Your select * from times where stop_id = 1 and line_id = 1 should be something like:

SELECT times.id, times.stopid, ...
FROM   times
JOIN   stops ON times.stop_id=stops.id
WHERE  times.stop_id=1 AND stops.line_id=1

To simplify queries you can create views that abstract out the underlying structure a little, meaning you can keep the data in best form while dealing with it as it it did have the extra columns with duplicated information.

I'm not sure I'd model a timetable store that way though. I would assume that stops are separate entities with a many-to-many link between lines (unless you are counting a stop at which the no. 4, 5, and 45x lines stop at as three separate stops even though they are physically the same location). Also I'd probably want to group the lines together so that all the times for the "no 4" service are identifiable as a related collection but you can distinguish between the arrival times of each (so you can ask "what is the arrival time at X for the service that leaves Y at HH:MM" and so forth.

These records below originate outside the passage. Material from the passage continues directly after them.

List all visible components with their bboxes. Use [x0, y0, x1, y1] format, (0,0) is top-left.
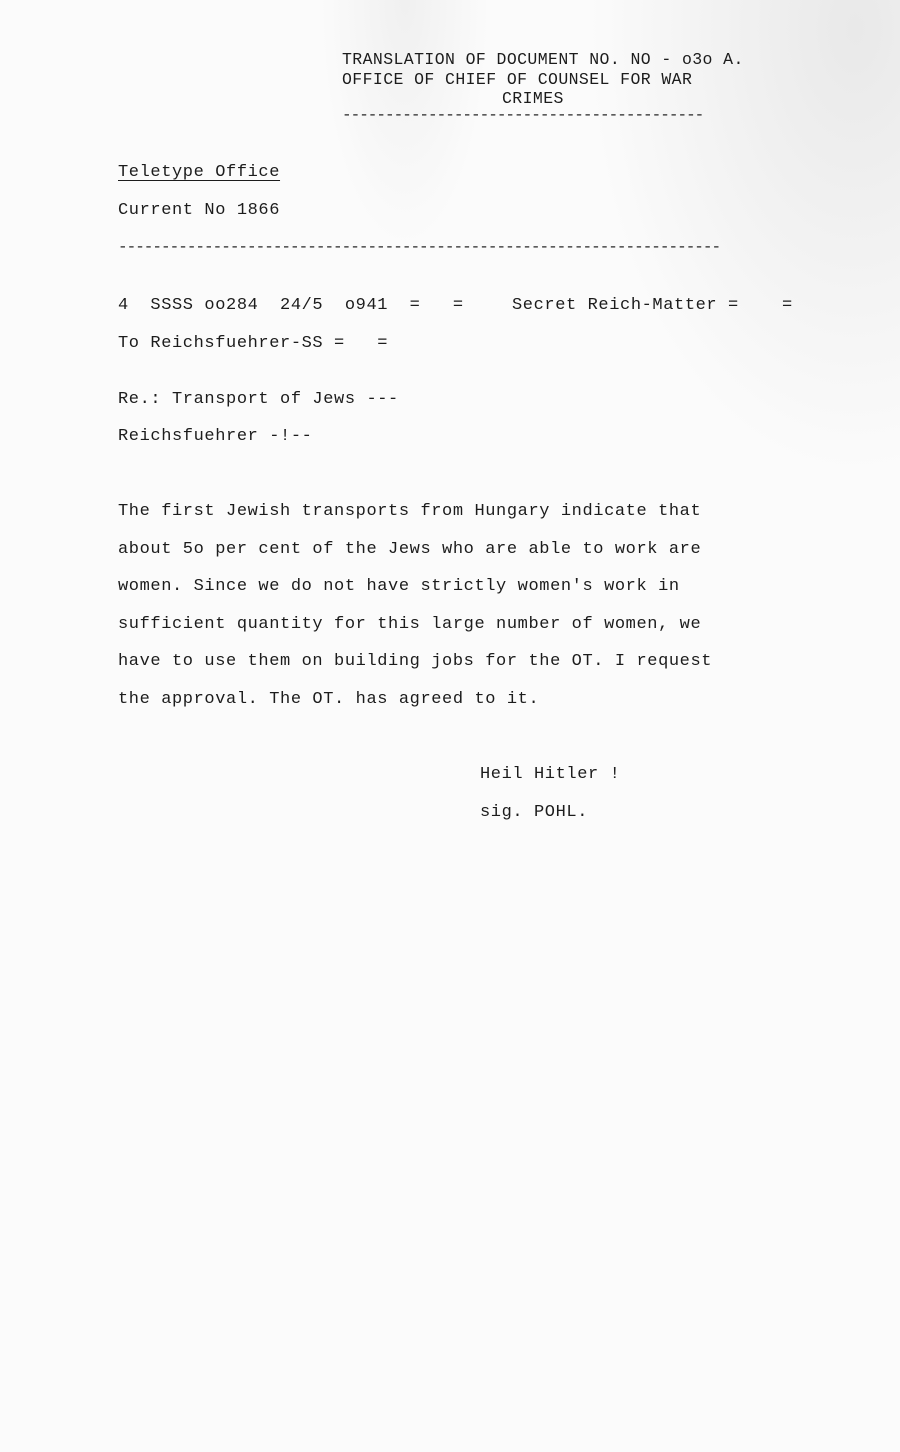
salutation: Heil Hitler ! — [480, 765, 620, 784]
signature: sig. POHL. — [480, 803, 588, 822]
body-line: sufficient quantity for this large numbe… — [118, 615, 701, 634]
section-rule: ----------------------------------------… — [118, 238, 794, 256]
subject-line: Re.: Transport of Jews --- — [118, 390, 399, 409]
document-title: TRANSLATION OF DOCUMENT NO. NO - o3o A. — [342, 50, 744, 69]
classification: Secret Reich-Matter = = — [512, 296, 793, 315]
office-title: OFFICE OF CHIEF OF COUNSEL FOR WAR — [342, 70, 692, 89]
document-page: TRANSLATION OF DOCUMENT NO. NO - o3o A. … — [0, 0, 900, 1452]
body-line: have to use them on building jobs for th… — [118, 652, 712, 671]
current-number: Current No 1866 — [118, 201, 280, 220]
body-line: about 5o per cent of the Jews who are ab… — [118, 540, 701, 559]
recipient-line: To Reichsfuehrer-SS = = — [118, 334, 388, 353]
body-line: the approval. The OT. has agreed to it. — [118, 690, 539, 709]
teletype-office-heading: Teletype Office — [118, 163, 280, 182]
body-line: women. Since we do not have strictly wom… — [118, 577, 680, 596]
body-line: The first Jewish transports from Hungary… — [118, 502, 701, 521]
addressee-line: Reichsfuehrer -!-- — [118, 427, 312, 446]
routing-line: 4 SSSS oo284 24/5 o941 = = — [118, 296, 464, 315]
header-rule: ----------------------------------------… — [342, 106, 780, 124]
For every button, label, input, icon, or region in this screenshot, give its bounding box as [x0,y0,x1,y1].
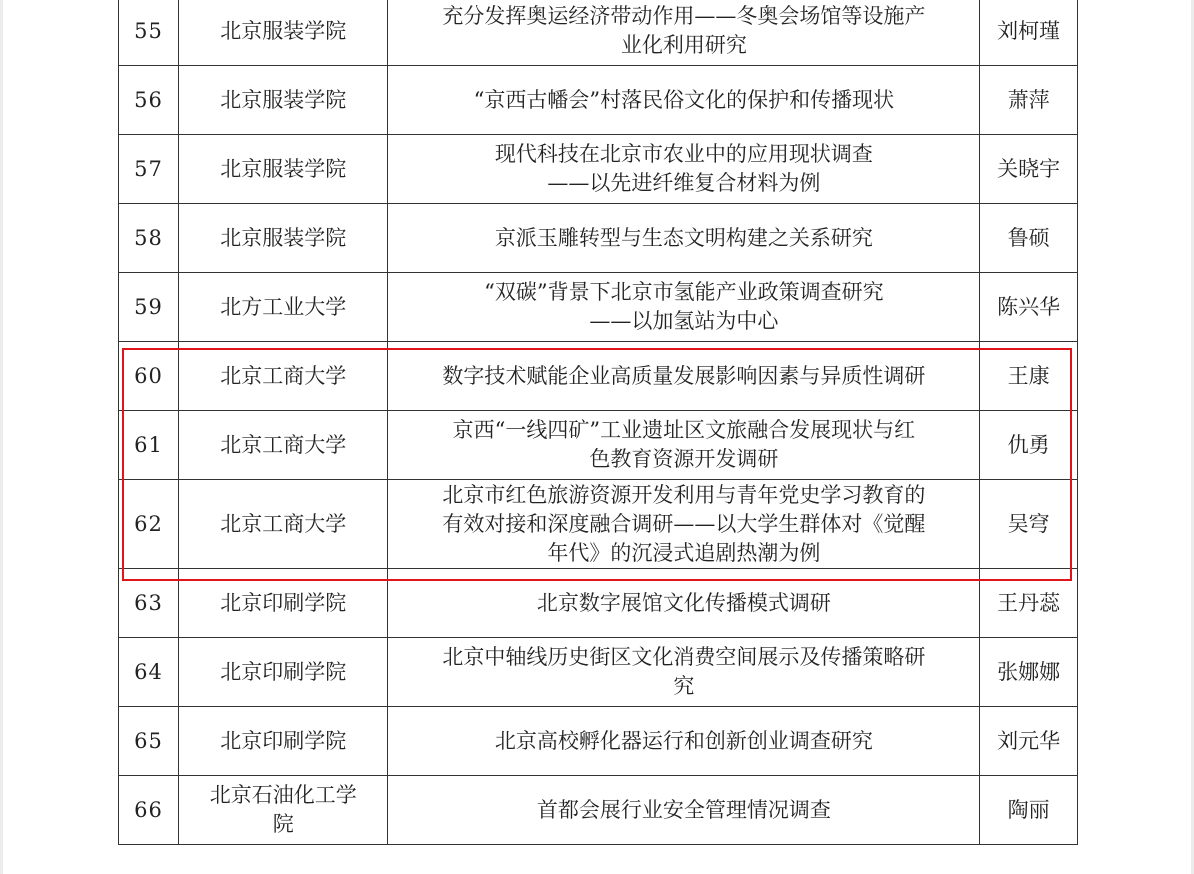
title-line: 北京数字展馆文化传播模式调研 [398,589,969,618]
title-line: 北京市红色旅游资源开发利用与青年党史学习教育的 [398,481,969,510]
school-cell: 北京石油化工学 院 [179,776,388,845]
table-row: 58 北京服装学院 京派玉雕转型与生态文明构建之关系研究 鲁硕 [119,204,1078,273]
row-number: 59 [119,273,179,342]
table-row-highlighted: 60 北京工商大学 数字技术赋能企业高质量发展影响因素与异质性调研 王康 [119,342,1078,411]
person-cell: 关晓宇 [980,135,1078,204]
school-cell: 北京服装学院 [179,0,388,66]
title-line: ——以加氢站为中心 [398,307,969,336]
title-cell: 北京高校孵化器运行和创新创业调查研究 [388,707,980,776]
table-row: 56 北京服装学院 “京西古幡会”村落民俗文化的保护和传播现状 萧萍 [119,66,1078,135]
school-cell: 北方工业大学 [179,273,388,342]
person-cell: 吴穹 [980,480,1078,569]
table-row: 57 北京服装学院 现代科技在北京市农业中的应用现状调查 ——以先进纤维复合材料… [119,135,1078,204]
title-cell: 北京中轴线历史街区文化消费空间展示及传播策略研 究 [388,638,980,707]
title-cell: 京西“一线四矿”工业遗址区文旅融合发展现状与红 色教育资源开发调研 [388,411,980,480]
project-table: 55 北京服装学院 充分发挥奥运经济带动作用——冬奥会场馆等设施产 业化利用研究… [118,0,1078,845]
row-number: 65 [119,707,179,776]
title-line: 现代科技在北京市农业中的应用现状调查 [398,140,969,169]
school-line: 北京石油化工学 [185,781,381,810]
person-cell: 鲁硕 [980,204,1078,273]
school-cell: 北京服装学院 [179,204,388,273]
table-row: 64 北京印刷学院 北京中轴线历史街区文化消费空间展示及传播策略研 究 张娜娜 [119,638,1078,707]
document-viewer: 55 北京服装学院 充分发挥奥运经济带动作用——冬奥会场馆等设施产 业化利用研究… [0,0,1194,874]
person-cell: 仇勇 [980,411,1078,480]
row-number: 64 [119,638,179,707]
title-line: 业化利用研究 [398,31,969,60]
person-cell: 陈兴华 [980,273,1078,342]
title-line: 首都会展行业安全管理情况调查 [398,796,969,825]
row-number: 62 [119,480,179,569]
person-cell: 王丹蕊 [980,569,1078,638]
title-cell: “双碳”背景下北京市氢能产业政策调查研究 ——以加氢站为中心 [388,273,980,342]
table-row: 66 北京石油化工学 院 首都会展行业安全管理情况调查 陶丽 [119,776,1078,845]
school-cell: 北京工商大学 [179,342,388,411]
title-cell: 数字技术赋能企业高质量发展影响因素与异质性调研 [388,342,980,411]
title-line: 年代》的沉浸式追剧热潮为例 [398,539,969,568]
school-cell: 北京印刷学院 [179,569,388,638]
title-line: ——以先进纤维复合材料为例 [398,169,969,198]
title-line: 北京高校孵化器运行和创新创业调查研究 [398,727,969,756]
school-cell: 北京工商大学 [179,480,388,569]
table-row: 65 北京印刷学院 北京高校孵化器运行和创新创业调查研究 刘元华 [119,707,1078,776]
school-cell: 北京印刷学院 [179,707,388,776]
title-line: 北京中轴线历史街区文化消费空间展示及传播策略研 [398,643,969,672]
school-cell: 北京印刷学院 [179,638,388,707]
title-line: 数字技术赋能企业高质量发展影响因素与异质性调研 [398,362,969,391]
row-number: 61 [119,411,179,480]
school-cell: 北京工商大学 [179,411,388,480]
person-cell: 刘柯瑾 [980,0,1078,66]
title-line: “京西古幡会”村落民俗文化的保护和传播现状 [398,86,969,115]
table-row-highlighted: 62 北京工商大学 北京市红色旅游资源开发利用与青年党史学习教育的 有效对接和深… [119,480,1078,569]
title-line: 京西“一线四矿”工业遗址区文旅融合发展现状与红 [398,416,969,445]
row-number: 57 [119,135,179,204]
title-cell: 北京市红色旅游资源开发利用与青年党史学习教育的 有效对接和深度融合调研——以大学… [388,480,980,569]
title-line: 京派玉雕转型与生态文明构建之关系研究 [398,224,969,253]
title-cell: 北京数字展馆文化传播模式调研 [388,569,980,638]
school-cell: 北京服装学院 [179,66,388,135]
row-number: 58 [119,204,179,273]
person-cell: 萧萍 [980,66,1078,135]
title-cell: 充分发挥奥运经济带动作用——冬奥会场馆等设施产 业化利用研究 [388,0,980,66]
title-cell: 首都会展行业安全管理情况调查 [388,776,980,845]
row-number: 60 [119,342,179,411]
title-line: 色教育资源开发调研 [398,445,969,474]
page-edge-left [0,0,3,874]
school-cell: 北京服装学院 [179,135,388,204]
project-table-container: 55 北京服装学院 充分发挥奥运经济带动作用——冬奥会场馆等设施产 业化利用研究… [118,0,1078,845]
title-cell: “京西古幡会”村落民俗文化的保护和传播现状 [388,66,980,135]
person-cell: 刘元华 [980,707,1078,776]
person-cell: 陶丽 [980,776,1078,845]
title-cell: 现代科技在北京市农业中的应用现状调查 ——以先进纤维复合材料为例 [388,135,980,204]
school-line: 院 [185,810,381,839]
title-cell: 京派玉雕转型与生态文明构建之关系研究 [388,204,980,273]
row-number: 55 [119,0,179,66]
table-row: 63 北京印刷学院 北京数字展馆文化传播模式调研 王丹蕊 [119,569,1078,638]
table-row: 55 北京服装学院 充分发挥奥运经济带动作用——冬奥会场馆等设施产 业化利用研究… [119,0,1078,66]
title-line: 有效对接和深度融合调研——以大学生群体对《觉醒 [398,510,969,539]
title-line: “双碳”背景下北京市氢能产业政策调查研究 [398,278,969,307]
table-row-highlighted: 61 北京工商大学 京西“一线四矿”工业遗址区文旅融合发展现状与红 色教育资源开… [119,411,1078,480]
person-cell: 张娜娜 [980,638,1078,707]
title-line: 究 [398,672,969,701]
row-number: 66 [119,776,179,845]
row-number: 63 [119,569,179,638]
table-row: 59 北方工业大学 “双碳”背景下北京市氢能产业政策调查研究 ——以加氢站为中心… [119,273,1078,342]
title-line: 充分发挥奥运经济带动作用——冬奥会场馆等设施产 [398,2,969,31]
person-cell: 王康 [980,342,1078,411]
row-number: 56 [119,66,179,135]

Of course I could just be misreading your intended model! I'm thinking something like:

                                       TimedStop
                   TimedRoute          =============
Line               =============       ts_id (PK)         Stop
============       route_id (PK) ===>  route_id (FK)      =============
line_id (PK) ===>  line_id (FK)        stop_id (FK)  <=== stop_id (PK)
line_name                              arrival_time       stop_name
                                       depart_time        stop_location

Here TimedStop becomes a many-to-many relationship store for timed routes and stops. Of course there are probably several perfectly valid ways to model such a system depending on your other constraints, and the above may be rendered an incorrect model when you consider the fuller design spec (without more detail of what you are trying to model and what outputs are desired this is not possible to completely pin down, I made a fair few assumptions, which may or may not be correct, when throwing the above diagram together).

As another aside on a point of style: select * is generally best avoided in permanent code where possible. If you are instead specific about what you want out this because part of your API and other code using this output has more guarantees of what columns will be returned, even if the underlying structures are updated. It can also allow the query planner/runner to apply extra optimisations (potentially avoiding extra heap lookups or being able to replace a table scan with an index scan, and so forth).